Click here to download the algorithm and the data used in the paper


  1. Extract the contents of the zip file into a folder named "PAPER_CODE".
  2. Run MATLAB.
  3. Include "PAPER_CODE" and all its sub-directories in the path.
  4. Run the script "Initialize.m" and specify organism of interest. Type "1" for Arabidopsis or "2" for Yeast. This reads in the microarray data, GO tree structure and gene annotations.
  5. To run the algorithm, run the script "Run_and_display.m". IMPORTANT: Please ensure that "Initialize.m" has been run before executing this script.
  6. The user is prompted to enter the GO identifier of the functional category to select experiments for. For example, enter "51726" for the GO category "GO:0051726, Regulation of Cell cycle"

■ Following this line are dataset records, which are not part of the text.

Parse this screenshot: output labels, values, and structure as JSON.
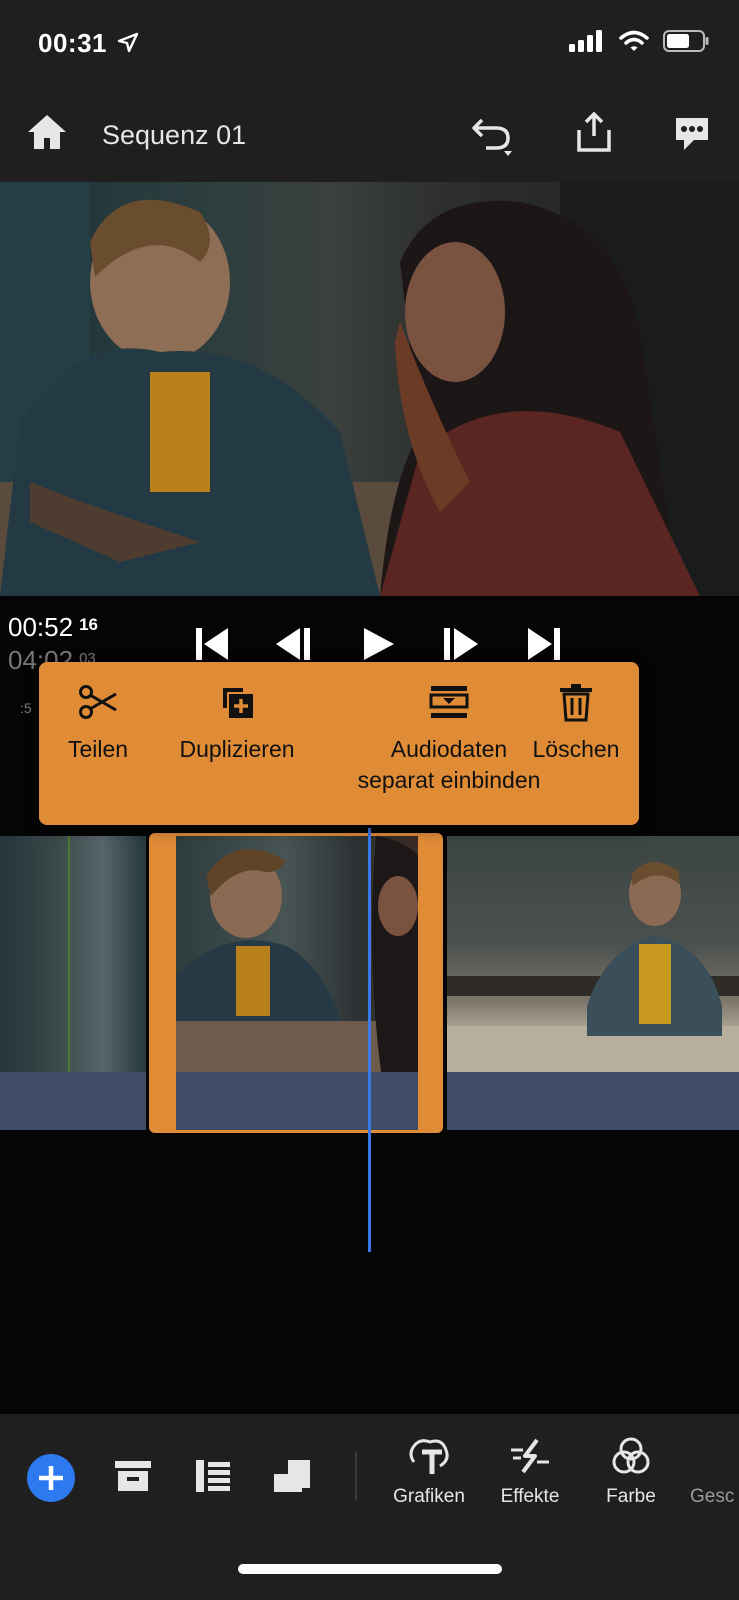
{
  "status": {
    "time": "00:31"
  },
  "header": {
    "title": "Sequenz 01"
  },
  "playback": {
    "current_time": "00:52",
    "current_frames": "16",
    "total_time": "04:02",
    "total_frames": "03",
    "ruler_mark": ":5"
  },
  "context_menu": {
    "split": "Teilen",
    "duplicate": "Duplizieren",
    "detach_audio_line1": "Audiodaten",
    "detach_audio_line2": "separat einbinden",
    "delete": "Löschen"
  },
  "tabs": [
    {
      "label": "Grafiken",
      "icon": "graphics-icon"
    },
    {
      "label": "Effekte",
      "icon": "effects-icon"
    },
    {
      "label": "Farbe",
      "icon": "color-icon"
    },
    {
      "label": "Gesc",
      "icon": "speed-icon"
    }
  ],
  "colors": {
    "accent": "#e08c37",
    "playhead": "#3a78e8",
    "add_button": "#2d7af0",
    "audio_track": "#3e4c67"
  }
}
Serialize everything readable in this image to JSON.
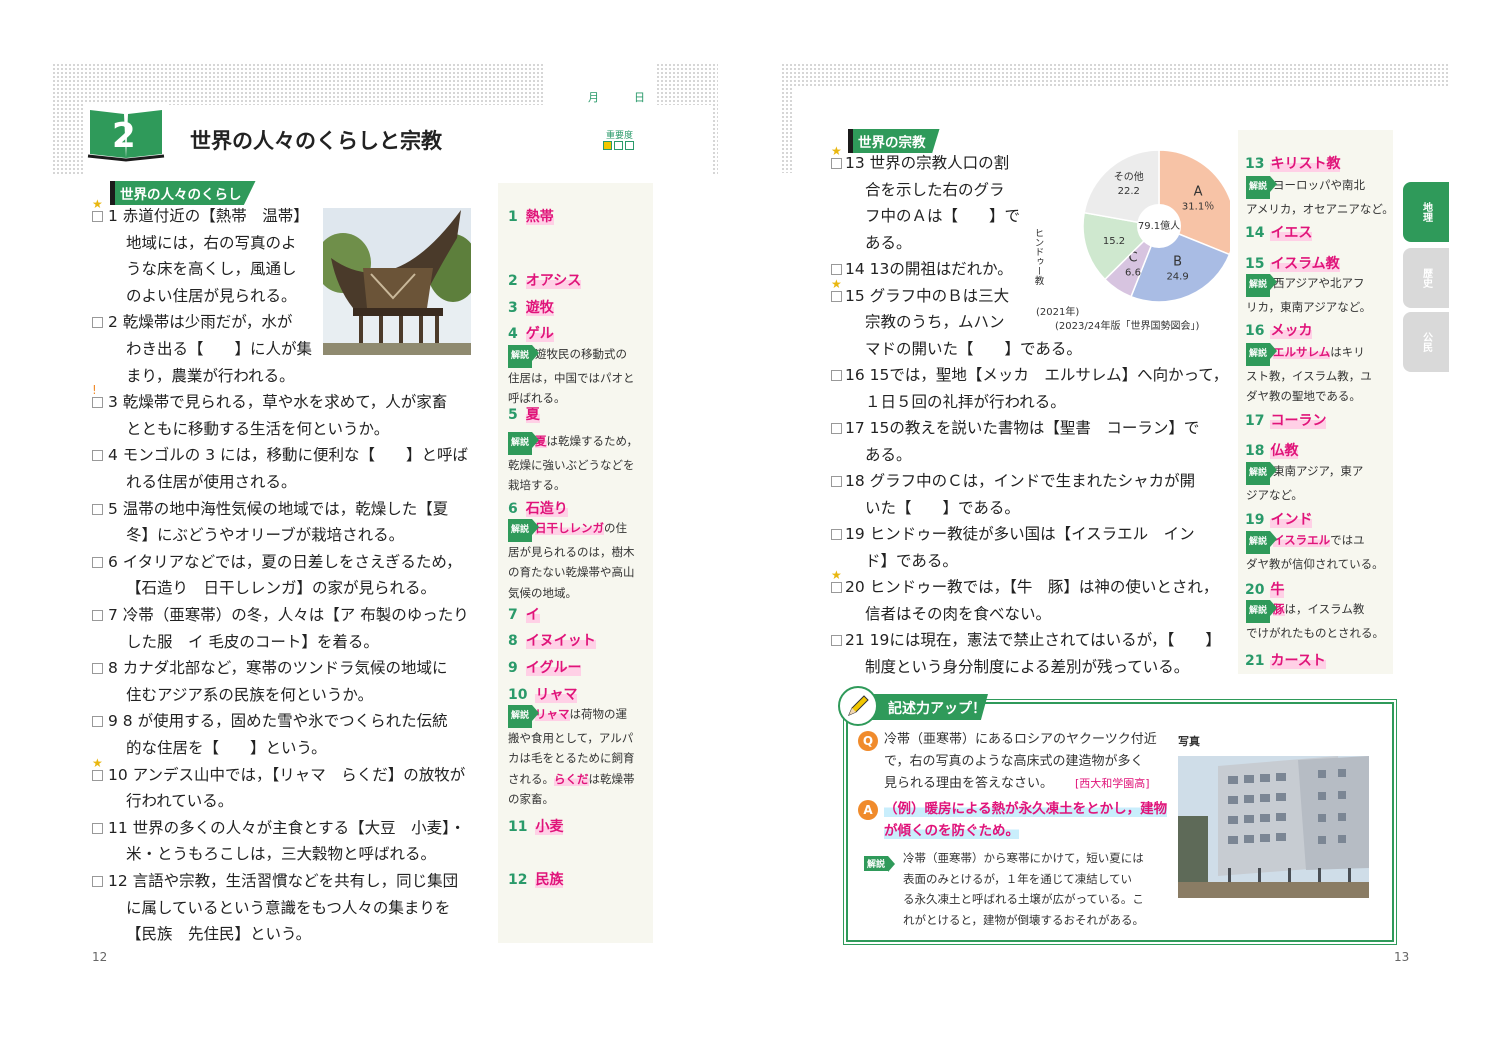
{
  "left": {
    "month_label": "月",
    "day_label": "日",
    "chapter_number": "2",
    "chapter_title": "世界の人々のくらしと宗教",
    "importance_label": "重要度",
    "section_title": "世界の人々のくらし",
    "page_number": "12",
    "lines": [
      "1 赤道付近の【熱帯　温帯】",
      "地域には，右の写真のよ",
      "うな床を高くし，風通し",
      "のよい住居が見られる。",
      "2 乾燥帯は少雨だが，水が",
      "わき出る【　　】に人が集",
      "まり，農業が行われる。",
      "3 乾燥帯で見られる，草や水を求めて，人が家畜",
      "とともに移動する生活を何というか。",
      "4 モンゴルの 3 には，移動に便利な【　　】と呼ば",
      "れる住居が使用される。",
      "5 温帯の地中海性気候の地域では，乾燥した【夏",
      "冬】にぶどうやオリーブが栽培される。",
      "6 イタリアなどでは，夏の日差しをさえぎるため，",
      "【石造り　日干しレンガ】の家が見られる。",
      "7 冷帯（亜寒帯）の冬，人々は【ア 布製のゆったり",
      "した服　イ 毛皮のコート】を着る。",
      "8 カナダ北部など，寒帯のツンドラ気候の地域に",
      "住むアジア系の民族を何というか。",
      "9 8 が使用する，固めた雪や氷でつくられた伝統",
      "的な住居を【　　】という。",
      "10 アンデス山中では，【リャマ　らくだ】の放牧が",
      "行われている。",
      "11 世界の多くの人々が主食とする【大豆　小麦】・",
      "米・とうもろこしは，三大穀物と呼ばれる。",
      "12 言語や宗教，生活習慣などを共有し，同じ集団",
      "に属しているという意識をもつ人々の集まりを",
      "【民族　先住民】という。"
    ],
    "answers": [
      {
        "n": "1",
        "a": "熱帯"
      },
      {
        "n": "2",
        "a": "オアシス"
      },
      {
        "n": "3",
        "a": "遊牧"
      },
      {
        "n": "4",
        "a": "ゲル"
      },
      {
        "n": "5",
        "a": "夏"
      },
      {
        "n": "6",
        "a": "石造り"
      },
      {
        "n": "7",
        "a": "イ"
      },
      {
        "n": "8",
        "a": "イヌイット"
      },
      {
        "n": "9",
        "a": "イグルー"
      },
      {
        "n": "10",
        "a": "リャマ"
      },
      {
        "n": "11",
        "a": "小麦"
      },
      {
        "n": "12",
        "a": "民族"
      }
    ],
    "kaisetsu_label": "解説",
    "notes": {
      "n4": [
        "遊牧民の移動式の",
        "住居は，中国ではパオと",
        "呼ばれる。"
      ],
      "n5": [
        "は乾燥するため，",
        "乾燥に強いぶどうなどを",
        "栽培する。"
      ],
      "n5_hl": "夏",
      "n6_hl": "日干しレンガ",
      "n6": [
        "の住",
        "居が見られるのは，樹木",
        "の育たない乾燥帯や高山",
        "気候の地域。"
      ],
      "n10_hl": "リャマ",
      "n10": [
        "は荷物の運",
        "搬や食用として，アルパ",
        "カは毛をとるために飼育",
        "される。",
        "は乾燥帯",
        "の家畜。"
      ],
      "n10_hl2": "らくだ"
    }
  },
  "right": {
    "section_title": "世界の宗教",
    "page_number": "13",
    "lines": [
      "13 世界の宗教人口の割",
      "合を示した右のグラ",
      "フ中のＡは【　　】で",
      "ある。",
      "14 13の開祖はだれか。",
      "15 グラフ中のＢは三大",
      "宗教のうち，ムハン",
      "マドの開いた【　　】である。",
      "16 15では，聖地【メッカ　エルサレム】へ向かって，",
      "１日５回の礼拝が行われる。",
      "17 15の教えを説いた書物は【聖書　コーラン】で",
      "ある。",
      "18 グラフ中のＣは，インドで生まれたシャカが開",
      "いた【　　】である。",
      "19 ヒンドゥー教徒が多い国は【イスラエル　イン",
      "ド】である。",
      "20 ヒンドゥー教では，【牛　豚】は神の使いとされ，",
      "信者はその肉を食べない。",
      "21 19には現在，憲法で禁止されてはいるが，【　　】",
      "制度という身分制度による差別が残っている。"
    ],
    "answers": [
      {
        "n": "13",
        "a": "キリスト教"
      },
      {
        "n": "14",
        "a": "イエス"
      },
      {
        "n": "15",
        "a": "イスラム教"
      },
      {
        "n": "16",
        "a": "メッカ"
      },
      {
        "n": "17",
        "a": "コーラン"
      },
      {
        "n": "18",
        "a": "仏教"
      },
      {
        "n": "19",
        "a": "インド"
      },
      {
        "n": "20",
        "a": "牛"
      },
      {
        "n": "21",
        "a": "カースト"
      }
    ],
    "notes": {
      "n13": [
        "ヨーロッパや南北",
        "アメリカ，オセアニアなど。"
      ],
      "n15": [
        "西アジアや北アフ",
        "リカ，東南アジアなど。"
      ],
      "n16_hl": "エルサレム",
      "n16": [
        "はキリ",
        "スト教，イスラム教，ユ",
        "ダヤ教の聖地である。"
      ],
      "n18": [
        "東南アジア，東ア",
        "ジアなど。"
      ],
      "n19_hl": "イスラエル",
      "n19": [
        "ではユ",
        "ダヤ教が信仰されている。"
      ],
      "n20_hl": "豚",
      "n20": [
        "は，イスラム教",
        "でけがれたものとされる。"
      ]
    },
    "chart_source": "(2023/24年版「世界国勢図会」)",
    "chart_year": "(2021年)",
    "tabs": [
      "地理",
      "歴史",
      "公民"
    ],
    "writeup": {
      "title": "記述力アップ！",
      "q_lines": [
        "冷帯（亜寒帯）にあるロシアのヤクーツク付近",
        "で，右の写真のような高床式の建造物が多く",
        "見られる理由を答えなさい。"
      ],
      "q_source": "[西大和学園高]",
      "photo_label": "写真",
      "a_lines": [
        "（例）暖房による熱が永久凍土をとかし，建物",
        "が傾くのを防ぐため。"
      ],
      "k_lines": [
        "冷帯（亜寒帯）から寒帯にかけて，短い夏には",
        "表面のみとけるが，１年を通じて凍結してい",
        "る永久凍土と呼ばれる土壌が広がっている。こ",
        "れがとけると，建物が倒壊するおそれがある。"
      ]
    }
  },
  "chart_data": {
    "type": "pie",
    "title": "",
    "center_label": "79.1億人",
    "labels": [
      "A",
      "B",
      "C",
      "ヒンドゥー教",
      "その他"
    ],
    "values": [
      31.1,
      24.9,
      6.6,
      15.2,
      22.2
    ],
    "value_labels": [
      "31.1％",
      "24.9",
      "6.6",
      "15.2",
      "22.2"
    ],
    "colors": [
      "#f7c3a6",
      "#a9bce4",
      "#d7c4e0",
      "#cfe8cf",
      "#ececec"
    ]
  }
}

  7. When prompted, enter the threshold for the t-test p-value. e.g. 0.05
  8. When prompted, enter the number of experiments to be used as seed. e.g. K = 15.
  9. The index numbers of the selected experiments will be output on the screen as well written into a text file named "selectedExperiments.txt".
  10. The program will also output the ROC curves indicating the performance of the selected set vis-à-vis when all experiments in the collection are used. The ROC curves are saved as "*.png" files.
  11. The 1-AUC values from the two ROC curves are recorded in a text file "AUCreport.txt". Here the first column indicates the GO identifier selected. Second column indicates the index number of selected set of experiments, the third column indicates the 1-AUC when all experiments are used and the fourth column indicates the 1-AUC when the selected experiments are used.